How are fashions evaluated?
- metric: Job success price (SR) measured strictly Cross @1 Reflecting real-world security necessities.
- Examined mannequin: 12 main LLMs together with GPT-4O, Claude 3.5 Sonnet, Gemini 2.0, Deepseek-V3, Qwen2.5, and Llama 3.3.
- Agent Orchestrator: Baseline orchestration setup with 9 FHIR capabilities; 8 interplay rounds per process.
Which mannequin carried out finest?
- Claude 3.5 Sonnet V2General it is one of the best 69.67% successparticularly robust in search duties (85.33%).
- GPT-4O: 64.0% success. Exhibits balanced search and motion efficiency.
- deepseek-v3: 62.67% success. He’s main the best way amongst open weight fashions.
- commentaryMost fashions had been wonderful Question process However it was a battle Motion-based duties Secure multi-step execution is required.


What errors did the mannequin create?
Two dominant patterns of dysfunction emerged.
- Failure to stick to directions – Invalid API calls or incorrect JSON format.
- Output mismatch – Offers an entire assertion when structured numeric values ​​are required.
These errors spotlight the hole Accuracy and reliabilityeach are vital in medical deployment.
abstract
Medagentbench establishes the primary giant benchmark for assessing LLM brokers in a practical EHR setting, combining 300 clinicians with an FHIR-compliant setting and 100 affected person profiles. The outcomes present that it might be robust however restricted reliability.
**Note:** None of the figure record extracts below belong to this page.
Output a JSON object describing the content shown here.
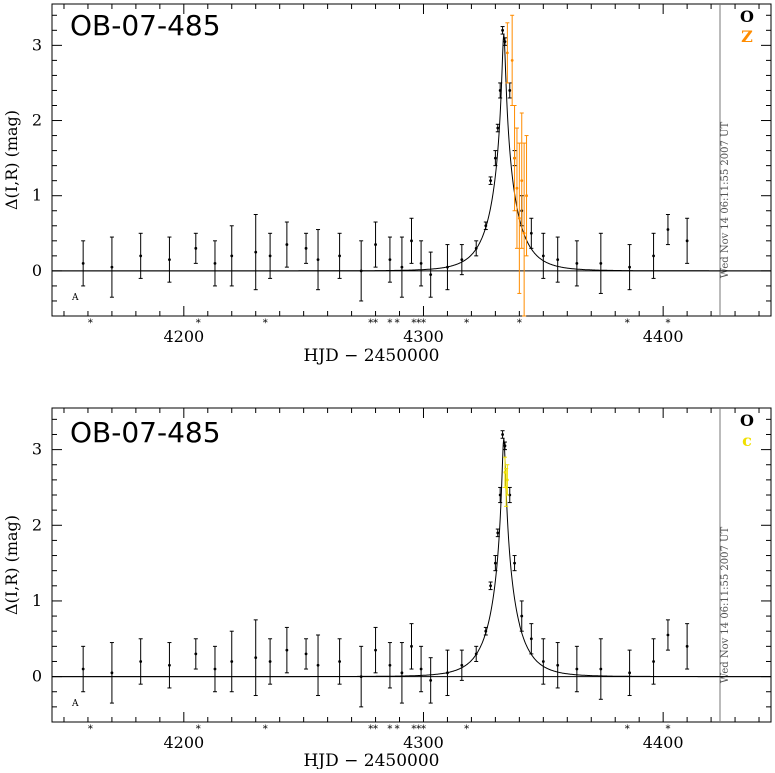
{
  "chart_data": [
    {
      "type": "scatter",
      "title": "OB-07-485",
      "xlabel": "HJD − 2450000",
      "ylabel": "Δ(I,R) (mag)",
      "xlim": [
        4145,
        4445
      ],
      "ylim": [
        -0.6,
        3.55
      ],
      "xticks": [
        4200,
        4300,
        4400
      ],
      "yticks": [
        0,
        1,
        2,
        3
      ],
      "grid": false,
      "legend_position": "top-right",
      "timestamp": "Wed Nov 14 06:11:55 2007 UT",
      "corner_mark": "A",
      "series": [
        {
          "name": "O",
          "color": "#000000",
          "x": [
            4158,
            4170,
            4182,
            4194,
            4205,
            4213,
            4220,
            4230,
            4236,
            4243,
            4251,
            4256,
            4265,
            4274,
            4280,
            4286,
            4291,
            4295,
            4299,
            4303,
            4310,
            4316,
            4322,
            4326,
            4328,
            4330,
            4331,
            4332,
            4333,
            4334,
            4336,
            4338,
            4341,
            4345,
            4350,
            4356,
            4364,
            4374,
            4386,
            4396,
            4402,
            4410
          ],
          "y": [
            0.1,
            0.05,
            0.2,
            0.15,
            0.3,
            0.1,
            0.2,
            0.25,
            0.2,
            0.35,
            0.3,
            0.15,
            0.2,
            0.0,
            0.35,
            0.15,
            0.05,
            0.4,
            0.1,
            -0.05,
            0.05,
            0.15,
            0.3,
            0.6,
            1.2,
            1.5,
            1.9,
            2.4,
            3.2,
            3.05,
            2.4,
            1.5,
            0.8,
            0.5,
            0.2,
            0.15,
            0.1,
            0.1,
            0.05,
            0.2,
            0.55,
            0.4
          ],
          "err": [
            0.3,
            0.4,
            0.3,
            0.3,
            0.2,
            0.3,
            0.4,
            0.5,
            0.3,
            0.3,
            0.2,
            0.4,
            0.3,
            0.4,
            0.3,
            0.3,
            0.4,
            0.3,
            0.3,
            0.3,
            0.3,
            0.2,
            0.1,
            0.05,
            0.05,
            0.1,
            0.05,
            0.1,
            0.05,
            0.05,
            0.1,
            0.1,
            0.2,
            0.2,
            0.3,
            0.3,
            0.3,
            0.4,
            0.3,
            0.3,
            0.2,
            0.3
          ]
        },
        {
          "name": "Z",
          "color": "#ff8c00",
          "x": [
            4335,
            4337,
            4338,
            4339,
            4340,
            4341,
            4342,
            4343
          ],
          "y": [
            2.9,
            2.8,
            1.5,
            1.1,
            0.7,
            1.2,
            0.5,
            1.0
          ],
          "err": [
            0.4,
            0.6,
            0.7,
            0.8,
            1.0,
            0.9,
            1.2,
            0.8
          ]
        }
      ],
      "model_curve": {
        "color": "#000000",
        "t0": 4333.5,
        "u0": 0.055,
        "tE": 11.0
      },
      "asterisk_markers_x": [
        4161,
        4206,
        4234,
        4278,
        4280,
        4286,
        4289,
        4296,
        4298,
        4300,
        4318,
        4340,
        4385,
        4402
      ]
    },
    {
      "type": "scatter",
      "title": "OB-07-485",
      "xlabel": "HJD − 2450000",
      "ylabel": "Δ(I,R) (mag)",
      "xlim": [
        4145,
        4445
      ],
      "ylim": [
        -0.6,
        3.55
      ],
      "xticks": [
        4200,
        4300,
        4400
      ],
      "yticks": [
        0,
        1,
        2,
        3
      ],
      "grid": false,
      "legend_position": "top-right",
      "timestamp": "Wed Nov 14 06:11:55 2007 UT",
      "corner_mark": "A",
      "series": [
        {
          "name": "O",
          "color": "#000000",
          "x": [
            4158,
            4170,
            4182,
            4194,
            4205,
            4213,
            4220,
            4230,
            4236,
            4243,
            4251,
            4256,
            4265,
            4274,
            4280,
            4286,
            4291,
            4295,
            4299,
            4303,
            4310,
            4316,
            4322,
            4326,
            4328,
            4330,
            4331,
            4332,
            4333,
            4334,
            4336,
            4338,
            4341,
            4345,
            4350,
            4356,
            4364,
            4374,
            4386,
            4396,
            4402,
            4410
          ],
          "y": [
            0.1,
            0.05,
            0.2,
            0.15,
            0.3,
            0.1,
            0.2,
            0.25,
            0.2,
            0.35,
            0.3,
            0.15,
            0.2,
            0.0,
            0.35,
            0.15,
            0.05,
            0.4,
            0.1,
            -0.05,
            0.05,
            0.15,
            0.3,
            0.6,
            1.2,
            1.5,
            1.9,
            2.4,
            3.2,
            3.05,
            2.4,
            1.5,
            0.8,
            0.5,
            0.2,
            0.15,
            0.1,
            0.1,
            0.05,
            0.2,
            0.55,
            0.4
          ],
          "err": [
            0.3,
            0.4,
            0.3,
            0.3,
            0.2,
            0.3,
            0.4,
            0.5,
            0.3,
            0.3,
            0.2,
            0.4,
            0.3,
            0.4,
            0.3,
            0.3,
            0.4,
            0.3,
            0.3,
            0.3,
            0.3,
            0.2,
            0.1,
            0.05,
            0.05,
            0.1,
            0.05,
            0.1,
            0.05,
            0.05,
            0.1,
            0.1,
            0.2,
            0.2,
            0.3,
            0.3,
            0.3,
            0.4,
            0.3,
            0.3,
            0.2,
            0.3
          ]
        },
        {
          "name": "c",
          "color": "#f0e000",
          "x": [
            4334,
            4334.5,
            4335
          ],
          "y": [
            2.7,
            2.5,
            2.6
          ],
          "err": [
            0.2,
            0.25,
            0.2
          ]
        }
      ],
      "model_curve": {
        "color": "#000000",
        "t0": 4333.5,
        "u0": 0.055,
        "tE": 11.0
      },
      "asterisk_markers_x": [
        4161,
        4206,
        4234,
        4278,
        4280,
        4286,
        4289,
        4296,
        4298,
        4300,
        4318,
        4385,
        4402
      ]
    }
  ]
}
Claude 3.5 Sonnet V2 leads at 69.67%. Will increase the hole between profitable question and protected motion execution. MedagentBench, constrained by single-center information and EHR-centric scopes, gives an open and reproducible framework for driving the following technology of reliable healthcare AI brokers
Please examine paper and Technology Blog. Please be happy to examine GitHub pages for tutorials, code and notebooks. Additionally, please be happy to comply with us Twitter And remember to hitch us 100k+ ml subreddit And subscribe Our Newsletter.

Mikal Sutter is a knowledge science professional with a Grasp’s diploma in Knowledge Science from Padova College. With its strong foundations of statistical evaluation, machine studying, and information engineering, Michal excels at remodeling complicated datasets into actionable insights.